Daughter of the Sun: A Tale of Adventure

She indicated still another door and would have gone to open it for
him.  But he brushed by her and threw it back himself and crossed the
threshold impatiently.  And again his emotion surging uppermost briefly
was one of surprise.  The room was empty; it was the unexpected and
incongruous trappings which astonished him.  On all hands the walls,
from ceiling to floor, were hidden by rich silken curtains, hanging in
deep purple folds, displaying a profusion of bright hued woven
patterns, both splendid and barbaric.  The floor was carpeted by a soft
thick rug, as brilliant as the wall drapes.  The two chairs were hidden
under similar drapes, the small square table covered by a mantle of
deep blue and gold which fell to the floor.  Beyond all of this the
solitary bit of furnishing was the object on the table whose oddity
caught and held his eye; a thin column of crystal like a ten-inch
needle, based in a red disc and supporting a hollow cap, the size of an
acorn cup, in which was a single stone or bead of glass, he knew not
which.  He only knew that the thing was alive with the fire in it and
blazed red, and he fancied it was a ruby.She had marked the look on his face and in her eyes the laughter deepened and the mockery stood higher. He frowned and stepped to the table, tossing down the pad of bank notes. "That is yours," he told her briefly. "I don't want it and I won't take it." Then she, too, came forward to the table. Her left hand took up the money swiftly, eagerly, it struck him, and thrust it out of sight somewhere among the folds of her gown. Then finally her laughter parted her lips and the low music of it filled the room. He knew in a flash now that she had never meant to allow her winnings to escape her; that there had been craft in the wording of the message she had sent him; that all along she counted on his coming to her as he had come. She sank into the chair nearest her and indicated the other to him. "If Señor Kendric will be seated," she said lightly, "I should like to speak with him."

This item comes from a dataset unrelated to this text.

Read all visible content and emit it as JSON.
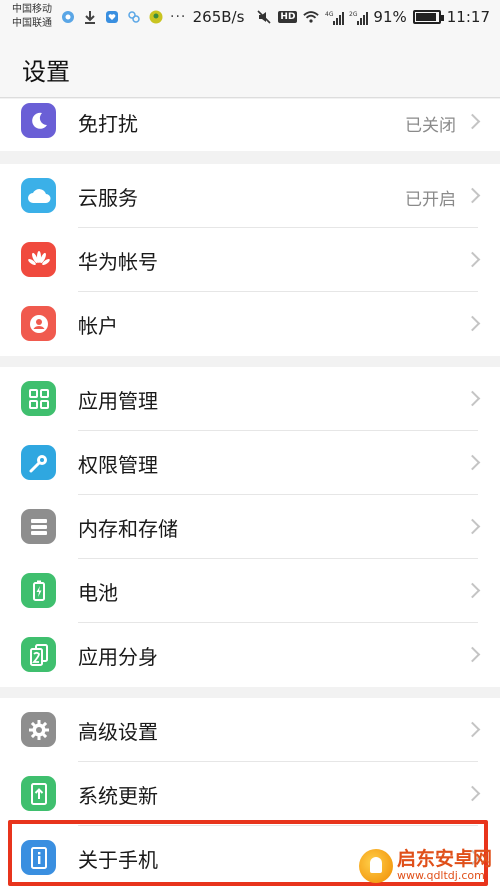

In blazing anger had Kendric come here. Now, seeing clearly just how she had played with him the blood grew hotter in his face and hammered at his temples. "_Señora_," he said crisply, "there need be no talk between you and me since we have no business together." "_Señorita_," she corrected him curiously. "I am not married." "Nor is that a matter for us to discuss." He meant, as he desired, to be rude to her. "Since it does not interest me."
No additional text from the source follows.